I ignored him. “But I’d say the real tip-off was when she said, ‘I think I want him back.’” I heard him sigh, and an awkward silence filled the line again. I slipped off the toilet onto the cold white tiles on the floor. “So you wouldn’t take her back?”
“No,” he said quietly.
“I don’t think that will stop her from trying.” And it was true.
His cell phone rang in the background, and he asked me to hold on. I heard him muttering into his phone but couldn’t make out the details.
“Natalie. I’m sorry. I have to take this; it’s work. Listen, have a great time at your holiday party, and a good holiday if I don’t speak with you. Go easy on yourself. Remember that next year can’t be worse than this one. And I’ll talk to you soon.”

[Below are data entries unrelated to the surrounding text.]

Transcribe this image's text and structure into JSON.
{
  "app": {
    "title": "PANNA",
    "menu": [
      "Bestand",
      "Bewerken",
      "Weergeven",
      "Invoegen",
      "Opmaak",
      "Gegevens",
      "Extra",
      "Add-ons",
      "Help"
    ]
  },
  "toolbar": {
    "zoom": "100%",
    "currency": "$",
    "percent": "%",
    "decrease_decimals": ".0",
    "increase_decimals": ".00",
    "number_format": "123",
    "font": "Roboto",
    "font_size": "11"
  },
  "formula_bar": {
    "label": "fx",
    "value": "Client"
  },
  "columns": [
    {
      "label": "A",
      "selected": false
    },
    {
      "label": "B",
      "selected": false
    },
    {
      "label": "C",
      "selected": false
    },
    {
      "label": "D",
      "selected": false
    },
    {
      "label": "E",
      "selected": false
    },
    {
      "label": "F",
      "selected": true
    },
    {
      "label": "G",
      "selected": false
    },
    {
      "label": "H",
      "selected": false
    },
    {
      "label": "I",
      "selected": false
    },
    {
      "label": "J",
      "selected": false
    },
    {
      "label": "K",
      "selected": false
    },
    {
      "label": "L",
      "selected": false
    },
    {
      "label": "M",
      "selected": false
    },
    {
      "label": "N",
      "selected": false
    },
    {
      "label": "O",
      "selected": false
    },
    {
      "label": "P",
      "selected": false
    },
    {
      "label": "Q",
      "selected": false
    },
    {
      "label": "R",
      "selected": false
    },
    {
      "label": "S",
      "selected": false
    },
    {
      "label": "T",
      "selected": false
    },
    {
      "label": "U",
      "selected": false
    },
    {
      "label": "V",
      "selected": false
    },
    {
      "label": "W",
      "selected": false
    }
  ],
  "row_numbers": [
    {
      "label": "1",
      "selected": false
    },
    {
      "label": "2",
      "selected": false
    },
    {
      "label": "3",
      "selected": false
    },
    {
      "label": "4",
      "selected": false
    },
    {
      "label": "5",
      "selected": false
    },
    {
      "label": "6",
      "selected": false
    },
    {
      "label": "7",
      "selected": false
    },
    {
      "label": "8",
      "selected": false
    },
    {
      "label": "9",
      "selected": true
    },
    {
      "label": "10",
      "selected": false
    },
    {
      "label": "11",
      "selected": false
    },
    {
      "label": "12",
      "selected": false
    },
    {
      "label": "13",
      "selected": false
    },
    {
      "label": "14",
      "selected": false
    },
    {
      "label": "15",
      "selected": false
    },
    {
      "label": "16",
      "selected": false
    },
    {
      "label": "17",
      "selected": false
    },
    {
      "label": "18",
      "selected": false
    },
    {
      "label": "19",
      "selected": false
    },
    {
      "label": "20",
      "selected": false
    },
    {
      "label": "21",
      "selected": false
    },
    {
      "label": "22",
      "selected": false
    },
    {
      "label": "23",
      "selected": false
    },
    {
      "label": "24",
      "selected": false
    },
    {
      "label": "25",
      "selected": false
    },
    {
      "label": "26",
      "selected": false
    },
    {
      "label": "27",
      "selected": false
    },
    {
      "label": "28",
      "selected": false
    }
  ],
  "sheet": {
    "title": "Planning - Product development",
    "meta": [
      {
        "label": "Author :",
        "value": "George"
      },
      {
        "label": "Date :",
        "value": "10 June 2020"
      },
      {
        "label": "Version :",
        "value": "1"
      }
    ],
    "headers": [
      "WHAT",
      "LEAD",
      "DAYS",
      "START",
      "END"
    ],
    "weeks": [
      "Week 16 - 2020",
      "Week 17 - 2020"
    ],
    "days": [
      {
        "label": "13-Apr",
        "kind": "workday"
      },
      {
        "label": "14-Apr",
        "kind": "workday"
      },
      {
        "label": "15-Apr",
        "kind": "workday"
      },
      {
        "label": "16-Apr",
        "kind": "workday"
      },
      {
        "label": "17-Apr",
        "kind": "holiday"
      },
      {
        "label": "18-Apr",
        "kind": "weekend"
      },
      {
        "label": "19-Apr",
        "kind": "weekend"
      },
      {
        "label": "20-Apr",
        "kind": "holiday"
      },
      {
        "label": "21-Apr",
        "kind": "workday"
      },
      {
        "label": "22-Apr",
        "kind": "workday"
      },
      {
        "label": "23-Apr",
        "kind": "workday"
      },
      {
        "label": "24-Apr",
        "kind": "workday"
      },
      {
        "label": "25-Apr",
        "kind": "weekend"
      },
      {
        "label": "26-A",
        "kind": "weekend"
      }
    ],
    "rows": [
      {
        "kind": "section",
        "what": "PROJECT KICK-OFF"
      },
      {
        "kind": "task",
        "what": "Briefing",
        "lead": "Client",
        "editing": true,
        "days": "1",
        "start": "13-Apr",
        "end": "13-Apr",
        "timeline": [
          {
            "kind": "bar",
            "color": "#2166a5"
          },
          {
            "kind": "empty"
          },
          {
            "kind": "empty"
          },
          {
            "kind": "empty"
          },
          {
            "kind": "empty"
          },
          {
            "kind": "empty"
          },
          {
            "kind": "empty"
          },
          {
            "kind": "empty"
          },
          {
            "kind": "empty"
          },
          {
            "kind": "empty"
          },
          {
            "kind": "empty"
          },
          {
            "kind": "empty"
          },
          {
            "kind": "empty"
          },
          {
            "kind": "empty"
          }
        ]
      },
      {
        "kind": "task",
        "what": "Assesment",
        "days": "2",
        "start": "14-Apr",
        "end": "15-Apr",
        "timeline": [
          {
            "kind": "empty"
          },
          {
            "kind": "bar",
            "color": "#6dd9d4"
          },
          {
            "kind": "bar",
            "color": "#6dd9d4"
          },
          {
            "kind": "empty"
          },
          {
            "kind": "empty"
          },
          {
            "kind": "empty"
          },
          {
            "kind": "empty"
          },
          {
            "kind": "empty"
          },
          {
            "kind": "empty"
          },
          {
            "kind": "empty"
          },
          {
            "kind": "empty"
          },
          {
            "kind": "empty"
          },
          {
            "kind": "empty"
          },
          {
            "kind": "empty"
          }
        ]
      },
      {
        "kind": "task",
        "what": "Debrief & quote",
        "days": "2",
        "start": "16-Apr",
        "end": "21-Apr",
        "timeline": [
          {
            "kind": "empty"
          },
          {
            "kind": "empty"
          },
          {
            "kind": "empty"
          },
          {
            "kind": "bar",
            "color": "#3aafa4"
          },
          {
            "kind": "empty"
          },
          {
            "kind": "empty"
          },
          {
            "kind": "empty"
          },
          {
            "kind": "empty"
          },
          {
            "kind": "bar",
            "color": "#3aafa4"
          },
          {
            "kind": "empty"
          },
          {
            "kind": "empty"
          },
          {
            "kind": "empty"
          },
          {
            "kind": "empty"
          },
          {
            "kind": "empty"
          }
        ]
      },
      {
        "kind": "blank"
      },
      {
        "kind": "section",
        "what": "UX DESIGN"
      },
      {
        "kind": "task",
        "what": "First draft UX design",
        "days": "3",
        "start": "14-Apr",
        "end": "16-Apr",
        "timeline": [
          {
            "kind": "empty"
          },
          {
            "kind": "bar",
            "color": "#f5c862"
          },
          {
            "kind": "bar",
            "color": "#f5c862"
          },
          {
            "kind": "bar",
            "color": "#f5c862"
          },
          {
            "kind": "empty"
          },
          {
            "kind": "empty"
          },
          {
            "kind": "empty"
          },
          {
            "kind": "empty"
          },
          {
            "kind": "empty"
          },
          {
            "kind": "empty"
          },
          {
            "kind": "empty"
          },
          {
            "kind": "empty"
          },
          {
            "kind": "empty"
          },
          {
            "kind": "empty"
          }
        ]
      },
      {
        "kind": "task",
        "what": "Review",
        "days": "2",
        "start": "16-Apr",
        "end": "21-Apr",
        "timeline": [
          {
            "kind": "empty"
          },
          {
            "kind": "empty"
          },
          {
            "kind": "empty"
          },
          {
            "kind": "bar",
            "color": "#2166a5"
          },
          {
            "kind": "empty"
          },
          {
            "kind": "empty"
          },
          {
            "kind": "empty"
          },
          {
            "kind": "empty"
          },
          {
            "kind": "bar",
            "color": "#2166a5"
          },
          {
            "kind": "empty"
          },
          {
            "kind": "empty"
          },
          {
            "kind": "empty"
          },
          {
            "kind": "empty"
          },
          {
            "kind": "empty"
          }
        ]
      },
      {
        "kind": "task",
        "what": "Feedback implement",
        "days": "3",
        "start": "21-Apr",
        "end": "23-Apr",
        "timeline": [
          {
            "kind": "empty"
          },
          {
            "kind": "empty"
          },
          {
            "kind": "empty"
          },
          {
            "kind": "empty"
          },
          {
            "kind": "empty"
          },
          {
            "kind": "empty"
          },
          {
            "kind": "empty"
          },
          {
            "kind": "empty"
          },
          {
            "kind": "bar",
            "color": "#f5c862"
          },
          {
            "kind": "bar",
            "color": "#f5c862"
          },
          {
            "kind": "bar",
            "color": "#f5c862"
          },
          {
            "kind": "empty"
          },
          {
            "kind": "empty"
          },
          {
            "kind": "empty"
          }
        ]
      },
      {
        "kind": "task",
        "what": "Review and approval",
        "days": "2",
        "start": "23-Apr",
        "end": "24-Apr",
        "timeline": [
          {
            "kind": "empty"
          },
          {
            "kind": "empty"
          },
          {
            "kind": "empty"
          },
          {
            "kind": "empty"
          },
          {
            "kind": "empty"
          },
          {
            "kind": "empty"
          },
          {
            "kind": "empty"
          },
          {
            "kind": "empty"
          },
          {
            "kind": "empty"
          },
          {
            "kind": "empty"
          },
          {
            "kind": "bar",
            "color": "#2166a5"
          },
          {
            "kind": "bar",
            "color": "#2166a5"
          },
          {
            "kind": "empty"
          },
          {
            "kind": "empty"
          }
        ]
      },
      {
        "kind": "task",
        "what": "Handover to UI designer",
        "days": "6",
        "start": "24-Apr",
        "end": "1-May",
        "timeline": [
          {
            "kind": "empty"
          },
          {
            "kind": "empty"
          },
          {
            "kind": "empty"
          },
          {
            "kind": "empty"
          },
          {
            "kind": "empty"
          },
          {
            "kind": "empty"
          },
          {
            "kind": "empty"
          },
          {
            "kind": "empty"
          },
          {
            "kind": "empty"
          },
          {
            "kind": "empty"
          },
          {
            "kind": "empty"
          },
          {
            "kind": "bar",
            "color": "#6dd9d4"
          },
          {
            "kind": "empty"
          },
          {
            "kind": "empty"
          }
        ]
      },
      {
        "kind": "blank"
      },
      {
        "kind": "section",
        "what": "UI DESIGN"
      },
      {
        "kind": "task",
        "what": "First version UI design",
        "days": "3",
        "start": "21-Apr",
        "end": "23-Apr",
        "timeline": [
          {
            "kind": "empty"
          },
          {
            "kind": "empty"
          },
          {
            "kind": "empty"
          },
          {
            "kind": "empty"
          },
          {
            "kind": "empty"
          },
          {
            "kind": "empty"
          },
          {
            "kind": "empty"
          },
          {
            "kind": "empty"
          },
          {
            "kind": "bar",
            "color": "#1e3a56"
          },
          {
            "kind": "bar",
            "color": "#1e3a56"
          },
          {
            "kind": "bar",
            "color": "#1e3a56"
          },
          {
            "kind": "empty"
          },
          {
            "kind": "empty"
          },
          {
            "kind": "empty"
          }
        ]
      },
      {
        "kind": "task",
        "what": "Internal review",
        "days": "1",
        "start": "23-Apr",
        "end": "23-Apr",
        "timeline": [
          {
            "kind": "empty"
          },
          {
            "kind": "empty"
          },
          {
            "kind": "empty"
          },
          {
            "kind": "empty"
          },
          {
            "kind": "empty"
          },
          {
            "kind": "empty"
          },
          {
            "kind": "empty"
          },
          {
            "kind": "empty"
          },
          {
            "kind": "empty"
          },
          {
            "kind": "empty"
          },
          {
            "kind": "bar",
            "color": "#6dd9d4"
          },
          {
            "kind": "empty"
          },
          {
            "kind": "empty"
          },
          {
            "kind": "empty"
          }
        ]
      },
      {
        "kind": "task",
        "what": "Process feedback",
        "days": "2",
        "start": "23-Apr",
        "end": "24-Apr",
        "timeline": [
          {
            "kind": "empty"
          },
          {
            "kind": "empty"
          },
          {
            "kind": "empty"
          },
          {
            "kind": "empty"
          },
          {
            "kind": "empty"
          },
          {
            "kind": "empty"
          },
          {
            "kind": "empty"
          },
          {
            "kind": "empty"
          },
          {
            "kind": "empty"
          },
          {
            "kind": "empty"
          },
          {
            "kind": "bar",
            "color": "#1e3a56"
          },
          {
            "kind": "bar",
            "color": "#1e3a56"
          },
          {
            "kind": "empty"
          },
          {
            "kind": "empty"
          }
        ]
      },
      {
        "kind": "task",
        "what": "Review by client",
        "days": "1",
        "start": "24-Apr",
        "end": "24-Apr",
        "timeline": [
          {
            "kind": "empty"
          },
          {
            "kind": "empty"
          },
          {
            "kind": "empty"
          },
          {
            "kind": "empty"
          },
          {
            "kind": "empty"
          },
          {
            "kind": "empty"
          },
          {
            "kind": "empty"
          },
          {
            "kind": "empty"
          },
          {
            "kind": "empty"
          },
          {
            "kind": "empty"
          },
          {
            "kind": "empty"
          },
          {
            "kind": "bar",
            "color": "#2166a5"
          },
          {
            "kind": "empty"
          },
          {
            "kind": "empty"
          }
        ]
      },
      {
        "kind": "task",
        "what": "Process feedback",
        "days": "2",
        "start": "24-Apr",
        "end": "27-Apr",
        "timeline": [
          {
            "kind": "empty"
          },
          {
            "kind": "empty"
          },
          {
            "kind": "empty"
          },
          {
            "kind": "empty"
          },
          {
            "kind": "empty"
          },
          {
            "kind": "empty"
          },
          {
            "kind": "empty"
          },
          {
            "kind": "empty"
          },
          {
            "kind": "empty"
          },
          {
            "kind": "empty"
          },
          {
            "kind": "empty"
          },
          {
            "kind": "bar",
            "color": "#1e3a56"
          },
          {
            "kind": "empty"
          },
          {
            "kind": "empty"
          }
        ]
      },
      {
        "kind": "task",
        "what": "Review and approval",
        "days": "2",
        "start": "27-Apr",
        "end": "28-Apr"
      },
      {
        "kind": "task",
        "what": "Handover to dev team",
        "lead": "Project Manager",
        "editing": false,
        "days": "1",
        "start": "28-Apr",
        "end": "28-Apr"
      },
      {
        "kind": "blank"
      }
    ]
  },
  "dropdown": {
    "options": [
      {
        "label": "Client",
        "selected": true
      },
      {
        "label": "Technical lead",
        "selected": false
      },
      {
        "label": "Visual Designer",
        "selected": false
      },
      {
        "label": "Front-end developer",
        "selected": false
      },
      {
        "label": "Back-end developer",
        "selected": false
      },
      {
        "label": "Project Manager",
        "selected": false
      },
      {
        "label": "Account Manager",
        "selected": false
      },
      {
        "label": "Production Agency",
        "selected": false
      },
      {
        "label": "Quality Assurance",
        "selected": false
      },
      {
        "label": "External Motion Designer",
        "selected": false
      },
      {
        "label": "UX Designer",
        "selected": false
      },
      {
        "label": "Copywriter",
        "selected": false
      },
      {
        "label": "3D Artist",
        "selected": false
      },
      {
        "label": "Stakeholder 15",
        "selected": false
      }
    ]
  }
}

We clicked good-bye, and I leaned back onto the porcelain tub. This is going to be complicated, I thought. And maybe complicated isn’t what I need. Then I thought, Maybe I won’t know what I need until I can’t live without it.
ROUND FOUR
December
ELEVEN
Nobody particularly enjoyed the annual office holiday Christmas party, but Dupris threw it each year regardless. Initially, I figured that I finally had a slam-dunk excuse not to go: my bald head and ailing condition and all of that. But after Blair’s e-mails, Dupris had called me personally and told me how much she’d like to see me there. Since my job made me a professional ass-kisser who wasn’t used to telling her boss no, I found myself agreeing to her invitation over the phone, all the while willing myself to make up a reason that I couldn’t. That the senator’s true intentions shined through—namely, for me to hang my tail between my legs with Susanna Taylor, not bestow my fabulous personality on the crowd—was not lost on me.